The smugness of this yearning for the past, born of seeming self-awareness, is more objectionable than the frank wistfulness of Camden Yards, where the Disney factor is so overt that visitors can’t help knowing they are attending a game in a theme park. Far from preserving everything of value in the heritage of a city, these sorts of places erase and replace.

There is a reason the area around Dodger Stadium was not originally developed: Within the (sub)-urban mythos of L.A., it is marginal land. However we may deplore such thinking now, it was slated for public housing because it was seen as less valuable.

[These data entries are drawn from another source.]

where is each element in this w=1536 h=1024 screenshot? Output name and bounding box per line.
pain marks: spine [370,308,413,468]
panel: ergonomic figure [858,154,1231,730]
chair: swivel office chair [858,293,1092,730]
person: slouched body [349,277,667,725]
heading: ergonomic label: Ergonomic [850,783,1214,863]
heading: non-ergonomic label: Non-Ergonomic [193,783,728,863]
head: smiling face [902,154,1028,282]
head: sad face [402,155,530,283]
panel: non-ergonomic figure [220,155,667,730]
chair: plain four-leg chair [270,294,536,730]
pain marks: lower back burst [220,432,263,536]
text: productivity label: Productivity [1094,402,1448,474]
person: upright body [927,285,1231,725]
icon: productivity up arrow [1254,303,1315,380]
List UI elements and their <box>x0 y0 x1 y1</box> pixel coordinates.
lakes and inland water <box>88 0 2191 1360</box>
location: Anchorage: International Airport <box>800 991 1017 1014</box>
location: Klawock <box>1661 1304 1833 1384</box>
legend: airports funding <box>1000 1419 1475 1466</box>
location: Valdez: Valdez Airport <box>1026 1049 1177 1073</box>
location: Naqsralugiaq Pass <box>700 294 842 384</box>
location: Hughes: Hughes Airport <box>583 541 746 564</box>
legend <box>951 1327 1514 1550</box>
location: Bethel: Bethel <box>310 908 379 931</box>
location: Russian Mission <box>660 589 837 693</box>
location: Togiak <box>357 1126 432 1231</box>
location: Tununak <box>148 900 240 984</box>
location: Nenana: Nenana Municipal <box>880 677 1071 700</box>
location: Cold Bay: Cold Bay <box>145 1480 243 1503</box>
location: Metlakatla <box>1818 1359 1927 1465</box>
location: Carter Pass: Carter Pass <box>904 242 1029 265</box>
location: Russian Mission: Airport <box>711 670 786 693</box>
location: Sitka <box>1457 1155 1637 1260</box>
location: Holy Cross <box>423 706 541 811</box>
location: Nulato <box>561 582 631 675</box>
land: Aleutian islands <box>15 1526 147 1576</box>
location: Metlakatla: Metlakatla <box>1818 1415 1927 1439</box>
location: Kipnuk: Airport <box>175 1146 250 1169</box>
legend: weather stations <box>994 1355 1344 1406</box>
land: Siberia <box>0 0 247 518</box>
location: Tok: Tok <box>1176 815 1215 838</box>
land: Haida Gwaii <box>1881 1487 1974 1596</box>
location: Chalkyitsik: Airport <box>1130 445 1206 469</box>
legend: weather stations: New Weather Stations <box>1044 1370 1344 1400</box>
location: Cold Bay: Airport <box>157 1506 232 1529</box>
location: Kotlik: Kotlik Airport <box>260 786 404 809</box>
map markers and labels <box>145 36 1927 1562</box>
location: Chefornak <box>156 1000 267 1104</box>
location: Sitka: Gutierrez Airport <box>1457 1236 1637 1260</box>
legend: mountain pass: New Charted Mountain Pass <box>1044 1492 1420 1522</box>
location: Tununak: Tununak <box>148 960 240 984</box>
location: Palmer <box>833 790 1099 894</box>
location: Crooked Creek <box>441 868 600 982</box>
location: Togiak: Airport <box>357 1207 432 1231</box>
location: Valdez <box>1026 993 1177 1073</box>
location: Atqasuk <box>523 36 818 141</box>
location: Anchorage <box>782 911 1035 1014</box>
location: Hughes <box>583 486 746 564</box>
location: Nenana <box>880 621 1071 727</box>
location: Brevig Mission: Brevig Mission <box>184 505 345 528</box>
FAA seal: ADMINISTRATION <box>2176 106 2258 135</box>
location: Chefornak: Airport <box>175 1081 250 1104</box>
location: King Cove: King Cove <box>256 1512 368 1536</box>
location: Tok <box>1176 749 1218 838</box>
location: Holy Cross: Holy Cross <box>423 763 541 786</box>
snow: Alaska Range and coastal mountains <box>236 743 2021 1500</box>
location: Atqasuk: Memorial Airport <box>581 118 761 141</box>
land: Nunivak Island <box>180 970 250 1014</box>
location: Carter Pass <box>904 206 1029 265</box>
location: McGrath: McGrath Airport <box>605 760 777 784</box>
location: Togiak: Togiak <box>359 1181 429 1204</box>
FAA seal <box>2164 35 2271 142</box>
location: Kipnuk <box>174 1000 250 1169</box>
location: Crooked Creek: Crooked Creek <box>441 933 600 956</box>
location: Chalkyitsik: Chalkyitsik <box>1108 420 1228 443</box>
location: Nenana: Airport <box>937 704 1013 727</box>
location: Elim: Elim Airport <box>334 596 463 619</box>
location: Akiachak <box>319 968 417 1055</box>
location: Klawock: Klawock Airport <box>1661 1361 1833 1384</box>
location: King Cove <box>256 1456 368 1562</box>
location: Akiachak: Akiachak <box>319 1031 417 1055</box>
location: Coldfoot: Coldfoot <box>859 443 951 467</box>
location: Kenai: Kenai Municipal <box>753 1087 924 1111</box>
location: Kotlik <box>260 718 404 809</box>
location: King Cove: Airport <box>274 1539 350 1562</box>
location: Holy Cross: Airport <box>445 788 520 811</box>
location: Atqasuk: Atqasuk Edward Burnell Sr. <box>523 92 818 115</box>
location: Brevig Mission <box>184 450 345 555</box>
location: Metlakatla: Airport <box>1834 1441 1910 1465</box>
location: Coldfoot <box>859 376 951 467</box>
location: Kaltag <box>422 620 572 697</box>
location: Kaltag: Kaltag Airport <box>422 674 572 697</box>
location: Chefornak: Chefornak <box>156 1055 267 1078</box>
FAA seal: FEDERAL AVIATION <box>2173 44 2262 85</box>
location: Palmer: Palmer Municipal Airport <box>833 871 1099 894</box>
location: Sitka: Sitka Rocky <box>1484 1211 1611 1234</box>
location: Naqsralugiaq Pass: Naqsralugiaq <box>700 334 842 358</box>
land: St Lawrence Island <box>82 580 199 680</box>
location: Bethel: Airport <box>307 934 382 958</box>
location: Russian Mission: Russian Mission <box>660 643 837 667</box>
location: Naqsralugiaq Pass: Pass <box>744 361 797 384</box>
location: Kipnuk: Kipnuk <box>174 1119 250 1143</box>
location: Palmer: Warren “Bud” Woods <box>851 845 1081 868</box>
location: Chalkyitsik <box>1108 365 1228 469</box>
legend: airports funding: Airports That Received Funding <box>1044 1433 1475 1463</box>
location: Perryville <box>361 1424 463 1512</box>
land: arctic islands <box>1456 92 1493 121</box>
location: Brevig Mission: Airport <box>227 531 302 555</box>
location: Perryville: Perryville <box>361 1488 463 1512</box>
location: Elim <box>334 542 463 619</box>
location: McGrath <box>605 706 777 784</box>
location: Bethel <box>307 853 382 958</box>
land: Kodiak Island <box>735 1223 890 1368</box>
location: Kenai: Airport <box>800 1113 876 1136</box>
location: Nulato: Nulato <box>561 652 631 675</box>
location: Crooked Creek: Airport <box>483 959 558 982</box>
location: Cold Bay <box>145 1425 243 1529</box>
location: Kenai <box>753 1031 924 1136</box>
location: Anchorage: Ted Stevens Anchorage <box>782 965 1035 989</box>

It would be far more interesting--and L.A.--to explore the anomalous aspects of this so-called hole in the city rather than fill it in with some nostalgic Disney pastiche.

The city should officially adopt the approach now taken by archeologists to conserve their finite resources--bury the whole issue, walk away and leave it for future generations, who might have a better, more responsible way of handling it. This will seem like naive waste to the developers, and a breach of entitlement to the rights groups, but I don’t think either has the vision to avoid squandering this chance.

L.A.’s vision of itself has never been the same as the rest of the country’s until the rest of the country comes along. That exceptional kookiness is part of L.A.’s charm. Dodger Stadium’s presence in L.A. is similarly, and appropriately, anomalous. A call to reform the stadium’s context must be taken as a sign of L.A.’s waning confidence as the capital of contemporary culture.